Dear Reality Check,
Your post pinpoints the difference between us in dealing with conflicts.
You pointed out that I had transgressed. I heard you, I reflected, I agreed with you, I apologized, I recitified the mistake.
I pointed out that others had transgressed in calling names, using my own past posts against me, you had transgressed by posting anonymously. Mind you, these are not only Marta's objections, but are shared by other members and also frequently expressed on the board, also on this thread. These are all very legitimate complaints. But instead of reflecting, you rationalized and placed the blame fairly and squarely on Marta, and you are still repeating what Marta had done wrong, even though she has rectified that mistake.
It is true that I cannot force other people to correspond anger through PMs or be respectful in their communication instead of feeling entitled to call each other names. However, I can create space for people who prefer it that way, and that is what I have done.
Right now I have 300+ posts on the board. You will not find a single one where I have called anyone inappropriate names or used their old posts out of contexts against them or made baseless accusations. You will find several instances where I have apologized. However, I prefer to disengage when others step on my boundaries and express their hurt in a way that is offensive to me, or ask me to accept blame that I feel does not belong to me. That reeks to me of entitlement that is a huge trigger for me given my N upbringing. In my most recent dispute with Portia, I had complimented her in the same thread for her excellent comments, i had engaged with her, I had also not taken offense to some of her statements that I could have been construed as offensive in the same spirit as she had taken offense to mine (for example she told me that she had not read my post she was answering to completely, which could be construed as offensive by some as saying your comments are non-issue to me.) However, I did stop engaging with her when I was subjected to baseless bizarre accusations and asked to defend them. I asked for the right to disengage, and appealed to administration to help me out after six days of being subjected to intense verbal assault.
TIffany, I am respectful of other people's religious preferences, I have never mocked them, nor I am not open for hostile interrogations on my religious preferences.
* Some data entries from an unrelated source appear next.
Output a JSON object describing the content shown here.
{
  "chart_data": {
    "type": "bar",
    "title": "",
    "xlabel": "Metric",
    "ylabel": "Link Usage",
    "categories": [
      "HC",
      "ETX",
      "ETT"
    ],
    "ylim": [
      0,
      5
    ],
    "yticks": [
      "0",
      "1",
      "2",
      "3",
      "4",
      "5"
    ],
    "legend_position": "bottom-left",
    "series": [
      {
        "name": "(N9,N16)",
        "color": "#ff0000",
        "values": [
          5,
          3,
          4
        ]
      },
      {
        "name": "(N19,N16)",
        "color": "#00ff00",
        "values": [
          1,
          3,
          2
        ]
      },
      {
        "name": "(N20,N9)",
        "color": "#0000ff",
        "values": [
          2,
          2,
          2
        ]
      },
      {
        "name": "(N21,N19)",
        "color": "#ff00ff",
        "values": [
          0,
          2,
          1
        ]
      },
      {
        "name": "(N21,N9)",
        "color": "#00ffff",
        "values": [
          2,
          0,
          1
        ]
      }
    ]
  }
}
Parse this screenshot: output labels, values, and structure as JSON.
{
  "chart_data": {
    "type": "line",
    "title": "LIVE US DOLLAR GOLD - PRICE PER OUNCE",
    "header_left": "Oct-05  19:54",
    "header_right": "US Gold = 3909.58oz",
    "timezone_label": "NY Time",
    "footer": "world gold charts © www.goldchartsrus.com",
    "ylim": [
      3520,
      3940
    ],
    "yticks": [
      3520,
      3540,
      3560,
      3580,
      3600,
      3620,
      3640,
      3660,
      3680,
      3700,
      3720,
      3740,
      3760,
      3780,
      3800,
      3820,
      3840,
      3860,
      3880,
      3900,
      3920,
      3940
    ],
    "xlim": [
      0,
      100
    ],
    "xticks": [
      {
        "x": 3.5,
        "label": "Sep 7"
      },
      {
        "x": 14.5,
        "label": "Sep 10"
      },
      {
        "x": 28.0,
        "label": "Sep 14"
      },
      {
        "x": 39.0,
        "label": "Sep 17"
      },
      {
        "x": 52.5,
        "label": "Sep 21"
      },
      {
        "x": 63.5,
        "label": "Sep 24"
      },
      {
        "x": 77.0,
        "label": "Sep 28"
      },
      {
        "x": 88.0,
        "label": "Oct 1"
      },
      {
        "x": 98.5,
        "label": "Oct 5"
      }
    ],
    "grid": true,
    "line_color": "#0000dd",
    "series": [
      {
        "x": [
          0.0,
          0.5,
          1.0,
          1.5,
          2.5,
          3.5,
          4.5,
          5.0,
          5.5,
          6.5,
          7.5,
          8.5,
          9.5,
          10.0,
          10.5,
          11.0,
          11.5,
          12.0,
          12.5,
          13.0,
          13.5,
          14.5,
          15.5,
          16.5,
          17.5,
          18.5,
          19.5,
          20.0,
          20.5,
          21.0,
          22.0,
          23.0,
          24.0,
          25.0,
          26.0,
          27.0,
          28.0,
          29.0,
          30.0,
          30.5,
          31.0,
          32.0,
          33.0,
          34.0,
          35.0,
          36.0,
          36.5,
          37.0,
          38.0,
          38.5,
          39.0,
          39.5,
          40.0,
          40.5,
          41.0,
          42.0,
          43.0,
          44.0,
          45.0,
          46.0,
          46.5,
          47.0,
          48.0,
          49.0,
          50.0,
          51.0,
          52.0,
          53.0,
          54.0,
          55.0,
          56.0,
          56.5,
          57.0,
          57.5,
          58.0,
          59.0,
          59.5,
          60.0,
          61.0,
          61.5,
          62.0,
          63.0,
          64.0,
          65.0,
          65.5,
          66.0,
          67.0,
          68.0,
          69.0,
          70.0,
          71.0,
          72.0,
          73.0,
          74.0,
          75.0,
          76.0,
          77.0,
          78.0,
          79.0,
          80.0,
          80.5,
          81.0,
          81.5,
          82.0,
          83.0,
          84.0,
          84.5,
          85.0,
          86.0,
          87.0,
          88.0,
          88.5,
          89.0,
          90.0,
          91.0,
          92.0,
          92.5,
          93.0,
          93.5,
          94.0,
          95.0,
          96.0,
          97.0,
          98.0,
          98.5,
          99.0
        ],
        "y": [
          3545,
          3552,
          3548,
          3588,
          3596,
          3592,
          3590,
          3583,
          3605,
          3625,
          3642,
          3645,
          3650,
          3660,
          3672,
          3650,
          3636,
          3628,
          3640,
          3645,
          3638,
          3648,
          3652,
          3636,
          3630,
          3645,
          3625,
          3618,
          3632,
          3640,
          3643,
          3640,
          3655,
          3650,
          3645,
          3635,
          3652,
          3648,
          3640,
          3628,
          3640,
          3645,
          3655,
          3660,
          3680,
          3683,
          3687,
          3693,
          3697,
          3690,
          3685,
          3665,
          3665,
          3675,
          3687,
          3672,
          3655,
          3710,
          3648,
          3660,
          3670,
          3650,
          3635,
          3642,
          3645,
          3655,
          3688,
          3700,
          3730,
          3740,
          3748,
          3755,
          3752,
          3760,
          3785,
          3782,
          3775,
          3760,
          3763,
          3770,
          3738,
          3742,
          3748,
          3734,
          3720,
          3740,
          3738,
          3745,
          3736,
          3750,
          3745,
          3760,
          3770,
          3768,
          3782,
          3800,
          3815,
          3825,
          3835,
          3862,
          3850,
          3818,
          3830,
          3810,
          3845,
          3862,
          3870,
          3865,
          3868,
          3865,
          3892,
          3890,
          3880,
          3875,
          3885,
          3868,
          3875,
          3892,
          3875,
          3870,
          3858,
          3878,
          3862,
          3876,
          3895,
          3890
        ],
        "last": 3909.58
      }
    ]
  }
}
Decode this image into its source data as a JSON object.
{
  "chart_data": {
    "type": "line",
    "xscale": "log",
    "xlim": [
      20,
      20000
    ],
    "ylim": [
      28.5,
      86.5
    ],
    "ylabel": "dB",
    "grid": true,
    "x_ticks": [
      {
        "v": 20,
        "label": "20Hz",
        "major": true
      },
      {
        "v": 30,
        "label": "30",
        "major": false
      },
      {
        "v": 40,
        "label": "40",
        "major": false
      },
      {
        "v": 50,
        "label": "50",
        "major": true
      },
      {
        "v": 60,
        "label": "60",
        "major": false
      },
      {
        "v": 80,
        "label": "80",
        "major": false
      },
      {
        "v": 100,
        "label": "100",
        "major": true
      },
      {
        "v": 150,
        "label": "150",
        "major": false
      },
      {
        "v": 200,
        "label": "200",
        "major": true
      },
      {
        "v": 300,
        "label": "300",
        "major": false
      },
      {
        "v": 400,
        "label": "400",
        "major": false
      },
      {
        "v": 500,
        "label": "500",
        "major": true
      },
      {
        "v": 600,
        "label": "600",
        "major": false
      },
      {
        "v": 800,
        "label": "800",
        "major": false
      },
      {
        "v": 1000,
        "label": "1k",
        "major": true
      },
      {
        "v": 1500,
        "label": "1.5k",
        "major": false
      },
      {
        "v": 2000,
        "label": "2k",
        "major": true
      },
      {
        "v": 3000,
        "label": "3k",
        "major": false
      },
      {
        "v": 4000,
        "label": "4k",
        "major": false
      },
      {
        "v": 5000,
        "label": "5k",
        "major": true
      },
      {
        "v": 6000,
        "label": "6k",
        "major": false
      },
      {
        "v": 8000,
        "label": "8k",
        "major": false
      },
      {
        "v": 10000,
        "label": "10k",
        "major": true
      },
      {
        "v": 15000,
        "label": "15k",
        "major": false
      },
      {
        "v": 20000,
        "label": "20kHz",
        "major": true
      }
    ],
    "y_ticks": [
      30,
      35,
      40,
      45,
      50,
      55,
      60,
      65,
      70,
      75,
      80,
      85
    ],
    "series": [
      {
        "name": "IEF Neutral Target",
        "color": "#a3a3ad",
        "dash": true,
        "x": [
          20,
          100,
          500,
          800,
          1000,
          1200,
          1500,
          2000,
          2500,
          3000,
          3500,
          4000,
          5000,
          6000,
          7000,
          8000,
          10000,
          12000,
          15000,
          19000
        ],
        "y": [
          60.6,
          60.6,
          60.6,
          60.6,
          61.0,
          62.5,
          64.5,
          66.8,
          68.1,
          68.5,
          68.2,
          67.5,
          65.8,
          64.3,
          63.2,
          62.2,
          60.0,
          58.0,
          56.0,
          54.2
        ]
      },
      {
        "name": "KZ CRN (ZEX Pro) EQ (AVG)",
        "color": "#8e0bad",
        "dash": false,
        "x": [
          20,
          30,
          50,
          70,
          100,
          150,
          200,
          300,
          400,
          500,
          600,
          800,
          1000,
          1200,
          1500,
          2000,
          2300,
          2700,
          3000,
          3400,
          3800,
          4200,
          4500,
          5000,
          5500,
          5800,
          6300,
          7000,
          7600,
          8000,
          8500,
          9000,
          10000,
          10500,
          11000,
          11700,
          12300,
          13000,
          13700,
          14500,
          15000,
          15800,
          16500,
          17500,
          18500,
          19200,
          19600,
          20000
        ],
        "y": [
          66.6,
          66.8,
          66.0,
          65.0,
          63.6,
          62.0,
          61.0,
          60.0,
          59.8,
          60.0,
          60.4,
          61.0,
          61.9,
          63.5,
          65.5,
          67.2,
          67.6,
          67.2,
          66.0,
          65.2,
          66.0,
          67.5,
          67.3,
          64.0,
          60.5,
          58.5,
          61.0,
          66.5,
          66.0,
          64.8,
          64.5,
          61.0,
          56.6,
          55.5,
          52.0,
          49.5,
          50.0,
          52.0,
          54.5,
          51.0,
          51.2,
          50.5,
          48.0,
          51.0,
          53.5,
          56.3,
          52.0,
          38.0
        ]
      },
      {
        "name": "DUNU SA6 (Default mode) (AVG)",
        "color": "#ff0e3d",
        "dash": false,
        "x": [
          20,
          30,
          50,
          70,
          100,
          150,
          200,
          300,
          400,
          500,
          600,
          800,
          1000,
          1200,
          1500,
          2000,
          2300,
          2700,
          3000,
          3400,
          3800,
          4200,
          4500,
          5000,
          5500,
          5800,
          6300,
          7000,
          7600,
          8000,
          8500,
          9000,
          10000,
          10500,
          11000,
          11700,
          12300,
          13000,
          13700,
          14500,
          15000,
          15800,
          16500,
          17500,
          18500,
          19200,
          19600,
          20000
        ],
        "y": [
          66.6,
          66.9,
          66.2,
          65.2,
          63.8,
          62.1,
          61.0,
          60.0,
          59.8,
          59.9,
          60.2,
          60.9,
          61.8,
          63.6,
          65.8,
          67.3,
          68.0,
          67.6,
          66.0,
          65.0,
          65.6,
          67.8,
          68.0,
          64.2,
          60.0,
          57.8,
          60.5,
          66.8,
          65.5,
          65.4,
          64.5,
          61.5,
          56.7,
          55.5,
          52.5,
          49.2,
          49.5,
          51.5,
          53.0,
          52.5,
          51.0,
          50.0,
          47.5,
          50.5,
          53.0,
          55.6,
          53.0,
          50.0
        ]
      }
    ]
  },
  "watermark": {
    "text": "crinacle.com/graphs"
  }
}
After our disaggreement on Katerina, I have privately and publicly aplogized to you, never initiated any communication with you on board, and tried to answer your question as best as I can when you intiaited it. However, I do draw the line when you call me names. Your PM to me was reviewed by administration and deemed to be inappropriate and upsetting. You have continued to participate in threads started by me even after I notified you that I wanted no contact with you and was putting you on ignore list, and I have expressed no objections to that since the content was not a personal attack. I have never ever made a personal attak on you. Live and let live.
Everyone has feelings, not just those who express them in a very loud or public manner; there are many reasons when one speaks up other than genuine desire for communication; and there are many more ways of silencing other than just locking a thread.